The price of gold has retreated roughly $150 per ounce, or 11%, since peaking in April. The cause seems to be the usual suspects; a higher dollar, a lack of significant inflation, a stable stock market and a growing economy. Investors are busy focusing on the practice of chasing high flying assets higher than putting money to work in "safety" assets such as Treasuries and gold (my reference to gold being a safety asset is a loose one). Still, market sentiment is fickle and there are signs suggesting investors might soon have a change of heart when it comes to precious metals. Here are three reasons why now may be a good time to buy gold.

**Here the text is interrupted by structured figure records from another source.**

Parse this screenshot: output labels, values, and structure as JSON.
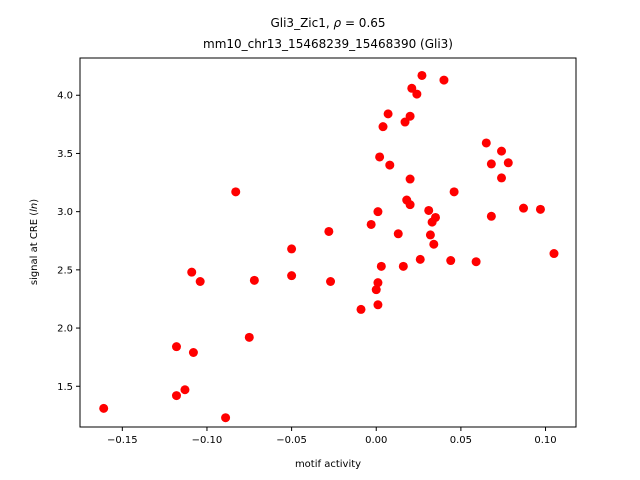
{
  "chart_data": {
    "type": "scatter",
    "title_line1_prefix": "Gli3_Zic1, ",
    "title_line1_rho": "ρ",
    "title_line1_suffix": " = 0.65",
    "title_line2": "mm10_chr13_15468239_15468390 (Gli3)",
    "xlabel": "motif activity",
    "ylabel_prefix": "signal at CRE (",
    "ylabel_ln": "ln",
    "ylabel_suffix": ")",
    "xlim": [
      -0.175,
      0.118
    ],
    "ylim": [
      1.15,
      4.32
    ],
    "xticks": [
      -0.15,
      -0.1,
      -0.05,
      0.0,
      0.05,
      0.1
    ],
    "xtick_labels": [
      "−0.15",
      "−0.10",
      "−0.05",
      "0.00",
      "0.05",
      "0.10"
    ],
    "yticks": [
      1.5,
      2.0,
      2.5,
      3.0,
      3.5,
      4.0
    ],
    "ytick_labels": [
      "1.5",
      "2.0",
      "2.5",
      "3.0",
      "3.5",
      "4.0"
    ],
    "grid": false,
    "point_color": "#ff0000",
    "points": [
      {
        "x": -0.161,
        "y": 1.31
      },
      {
        "x": -0.118,
        "y": 1.84
      },
      {
        "x": -0.118,
        "y": 1.42
      },
      {
        "x": -0.113,
        "y": 1.47
      },
      {
        "x": -0.109,
        "y": 2.48
      },
      {
        "x": -0.108,
        "y": 1.79
      },
      {
        "x": -0.104,
        "y": 2.4
      },
      {
        "x": -0.089,
        "y": 1.23
      },
      {
        "x": -0.083,
        "y": 3.17
      },
      {
        "x": -0.075,
        "y": 1.92
      },
      {
        "x": -0.072,
        "y": 2.41
      },
      {
        "x": -0.05,
        "y": 2.68
      },
      {
        "x": -0.05,
        "y": 2.45
      },
      {
        "x": -0.028,
        "y": 2.83
      },
      {
        "x": -0.027,
        "y": 2.4
      },
      {
        "x": -0.009,
        "y": 2.16
      },
      {
        "x": -0.003,
        "y": 2.89
      },
      {
        "x": 0.0,
        "y": 2.33
      },
      {
        "x": 0.001,
        "y": 2.39
      },
      {
        "x": 0.001,
        "y": 2.2
      },
      {
        "x": 0.001,
        "y": 3.0
      },
      {
        "x": 0.002,
        "y": 3.47
      },
      {
        "x": 0.003,
        "y": 2.53
      },
      {
        "x": 0.004,
        "y": 3.73
      },
      {
        "x": 0.007,
        "y": 3.84
      },
      {
        "x": 0.008,
        "y": 3.4
      },
      {
        "x": 0.013,
        "y": 2.81
      },
      {
        "x": 0.016,
        "y": 2.53
      },
      {
        "x": 0.017,
        "y": 3.77
      },
      {
        "x": 0.018,
        "y": 3.1
      },
      {
        "x": 0.02,
        "y": 3.82
      },
      {
        "x": 0.02,
        "y": 3.28
      },
      {
        "x": 0.02,
        "y": 3.06
      },
      {
        "x": 0.021,
        "y": 4.06
      },
      {
        "x": 0.024,
        "y": 4.01
      },
      {
        "x": 0.026,
        "y": 2.59
      },
      {
        "x": 0.027,
        "y": 4.17
      },
      {
        "x": 0.031,
        "y": 3.01
      },
      {
        "x": 0.032,
        "y": 2.8
      },
      {
        "x": 0.033,
        "y": 2.91
      },
      {
        "x": 0.034,
        "y": 2.72
      },
      {
        "x": 0.035,
        "y": 2.95
      },
      {
        "x": 0.04,
        "y": 4.13
      },
      {
        "x": 0.044,
        "y": 2.58
      },
      {
        "x": 0.046,
        "y": 3.17
      },
      {
        "x": 0.059,
        "y": 2.57
      },
      {
        "x": 0.065,
        "y": 3.59
      },
      {
        "x": 0.068,
        "y": 3.41
      },
      {
        "x": 0.068,
        "y": 2.96
      },
      {
        "x": 0.074,
        "y": 3.52
      },
      {
        "x": 0.074,
        "y": 3.29
      },
      {
        "x": 0.078,
        "y": 3.42
      },
      {
        "x": 0.087,
        "y": 3.03
      },
      {
        "x": 0.097,
        "y": 3.02
      },
      {
        "x": 0.105,
        "y": 2.64
      }
    ]
  }
}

1. Seasonality is positive for gold futures
One of the first resources we consider when looking for trading ideas is MRCI (Moore Research Center, Inc.); here we find helpful seasonal patterns in the commodity markets and even detailed entry and exit dates for futures traders. We would rarely recommend buying or selling futures outright, we prefer to do so with option hedges to mitigate, or limit, risk and provide income. Nevertheless, according to MRCI, going long a December gold futures contract on July 24th and holding through September 6th has produced a profit in 13 of the last 15 years or 87% of the time. The average profit is a whopping $4,029. This is equal to about $40 in price change on a single 100-ounce contract because each dollar move is worth $100 to a futures trader.
I believe it is important to ensure everyone understands that seasonal patterns are merely a guide and are not a substitute for sound technical, fundamental and market sentiment analysis. For instance, although this seasonal trade looks like "easy" money on the surface, there is a scary reality lurking deeper in the data. For instance, the two losing trades sustained an average loss of about $7,745; one of the losing years produced a loss of $2,540 and the other was a loss of $12,950! On the flip side, the average winning trade (basically take the two losing years out of the math) was $5,840. As you can see, while seasonal tendencies shift the odds in favor of the trader, there is no such thing as easy money. Even on winning years, it might have been necessary to suffer through large drawdowns before the trade paid off. For instance, in 2013 the trade would have experienced a paper loss of just under $4,000 prior to turning around and making $6,640 in profits. Not everyone has the confidence and means to hold such a trade to the end. This is exactly why we convert such speculations to option spreads, or futures trades utilizing antagonistic options to hedge.
2. Market sentiment is extremely pessimistic
Being a contrarian at heart, I prefer to be bullish in markets most are bearish and vice versa. At the moment, gold is meeting my criteria. According to the Consensus Bullish Sentiment Index, a mere 28% of those industry insiders polled were bullish gold. The rule of thumb when using the index is to begin looking for contrarian trades when 25% or fewer polled are bullish or 75% or more are bullish. Thus, market sentiment appears to be extremely pessimistic and ripe for a shift. Similarly, according to the Commodity Futures Trading Commission's Commitments of Traders Report, gold speculators are the least bullish they have been all year. Although specs haven't yet gone net short the market, they have reduced their futures holdings to a relatively neutral stance. Both the Consensus Index and the COT Report have led me to believe the bottom in gold might be imminent.
3. Gold is finding technical support
The yellow metal hasn't been ideal for trend trading since finding support in early 2013 but it has been a counter-trend trader's dream. Dips below $1,200 have been relatively rare and short-lived while rallies have habitually stalled in the high $1,300s. Until that pattern changes, there is no reason to assume otherwise. Further, since posting the late-2015 low, gold has been making higher lows in increments of $75 (i.e. $1,050 to $1,125, then $1,125 to $1,200). Thus, there appears to be significant support near $1,200. Should this level give way, $1,125 could be seen but we are not expecting that to be the case. Instead, we believe the path of least resistance will be higher toward $1,350, which is what we have been seeing for years.
Note: There is a substantial risk of loss in trading commodity futures, options, ETFs. Seasonal tendencies are already priced into market values.